Obviously, the serial story for the Patreon will be getting most of my attention this week. I want to back-track with my notes, make sure that I’m really nailing down what each chapter and scene needs to do in order to advance the story, and update character notes so that I understand what motivates the characters, what their arcs actually are, and how those arcs are completed through the full measure of the story. I’m actually excited about this work, but I just need the time and focus to work on it.

In addition to that, there’s writing the story for a very generous friend who donated to the Clarion Write-A-Thon last year(!!), editing the first two chapters of the Patreon serial so they can go up elsewhere, editing the huge commission I finally draft-completed for another friend, and writing a short story for the next issue of Megamorphics. Somewhere in there, I’ll also want to come up with ideas for the People of Color Destroy Horror, People of Color Destroy Fantasy, and Black Power Superhero anthologies.

Here on the blogging front, I have a lot of ideas for future posts at the Writing Desk about Buddhism, managing anxiety, the thorny issue of processing offense and outrage in activism, comic book reviews and a lot more. I’d like to finish up the pair of Zootopia articles I’m writing for [adjective][species], work on a review of Hermann Hesse’s Steppenwolfe for the Furry Canon project, organize the list of suggestions and writers who’ve taken them up and write/submit poetry for their Poetry Festival.

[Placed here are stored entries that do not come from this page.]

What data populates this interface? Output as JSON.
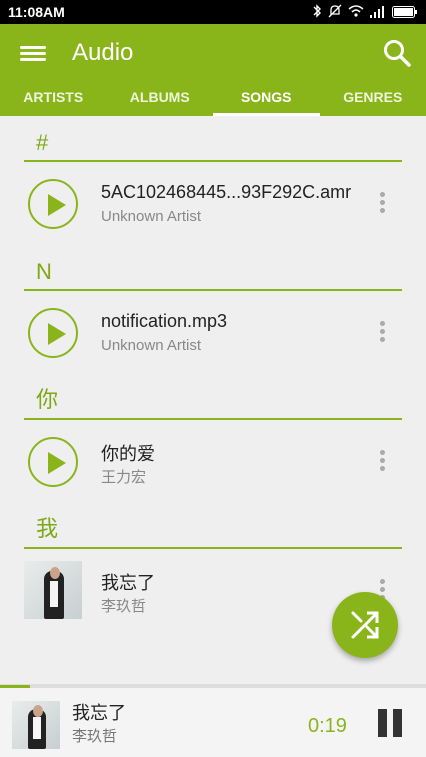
{
  "status_bar": {
    "time": "11:08AM"
  },
  "app_bar": {
    "title": "Audio",
    "tabs": [
      {
        "label": "ARTISTS"
      },
      {
        "label": "ALBUMS"
      },
      {
        "label": "SONGS",
        "active": true
      },
      {
        "label": "GENRES"
      }
    ]
  },
  "sections": [
    {
      "header": "#",
      "songs": [
        {
          "title": "5AC102468445...93F292C.amr",
          "artist": "Unknown Artist"
        }
      ]
    },
    {
      "header": "N",
      "songs": [
        {
          "title": "notification.mp3",
          "artist": "Unknown Artist"
        }
      ]
    },
    {
      "header": "你",
      "songs": [
        {
          "title": "你的爱",
          "artist": "王力宏"
        }
      ]
    },
    {
      "header": "我",
      "songs": [
        {
          "title": "我忘了",
          "artist": "李玖哲",
          "has_artwork": true
        }
      ]
    }
  ],
  "now_playing": {
    "title": "我忘了",
    "artist": "李玖哲",
    "elapsed": "0:19",
    "progress": 0.07
  },
  "colors": {
    "accent": "#8ab51a",
    "header_text": "#7ea815"
  }
}
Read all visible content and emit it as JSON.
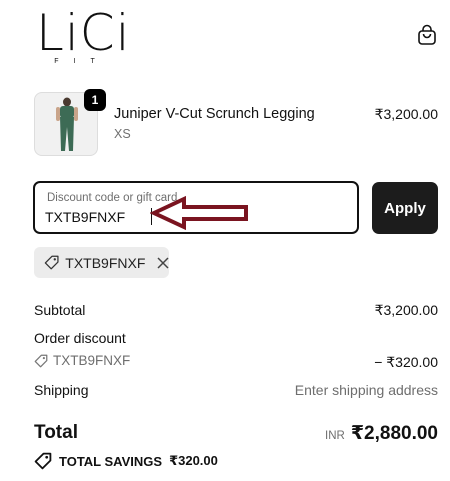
{
  "brand": {
    "logo": "LiCi",
    "logo_sub": "FIT"
  },
  "header": {
    "cart_icon": "shopping-bag-icon"
  },
  "line_item": {
    "quantity": "1",
    "name": "Juniper V-Cut Scrunch Legging",
    "variant": "XS",
    "price": "₹3,200.00",
    "image_color": "#3d6b55"
  },
  "discount": {
    "placeholder": "Discount code or gift card",
    "value": "TXTB9FNXF",
    "apply_label": "Apply",
    "applied_code": "TXTB9FNXF",
    "annotation_color": "#7a1420"
  },
  "summary": {
    "subtotal_label": "Subtotal",
    "subtotal_value": "₹3,200.00",
    "order_discount_label": "Order discount",
    "discount_code": "TXTB9FNXF",
    "discount_value": "− ₹320.00",
    "shipping_label": "Shipping",
    "shipping_value": "Enter shipping address",
    "total_label": "Total",
    "currency": "INR",
    "total_value": "₹2,880.00",
    "savings_label": "TOTAL SAVINGS",
    "savings_value": "₹320.00"
  }
}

I’d like to eat in more often, train more often for the Overnight walk, and go through my wardrobe and closet to set aside the clothes, shoes and electronics that I can offer for donation. It’s all good work, and I am happy to be doing it, but it’s so much. A lot of my anxiety these days is wrapped up around being able to see a task through to completion, and that’s very difficult to manage when there are so many irons in the fire that feel time-sensitive.

But on days like these, I have to remind myself that I can only do one thing at a time. Right now, I’m writing to you (but mostly to myself) to talk about everything going on. After that, another item on my to-do list will be focused on until it’s done (or I need to take a break). After that, I’ll continue work on something else. And so forth, and so on, until I have a list of completed things under my belt.

I’m still learning how to see a project through after I’ve signed up for it, but I’m really hoping that paying attention to that this month will allow me to make progress on that front. Fingers crossed, and back to it.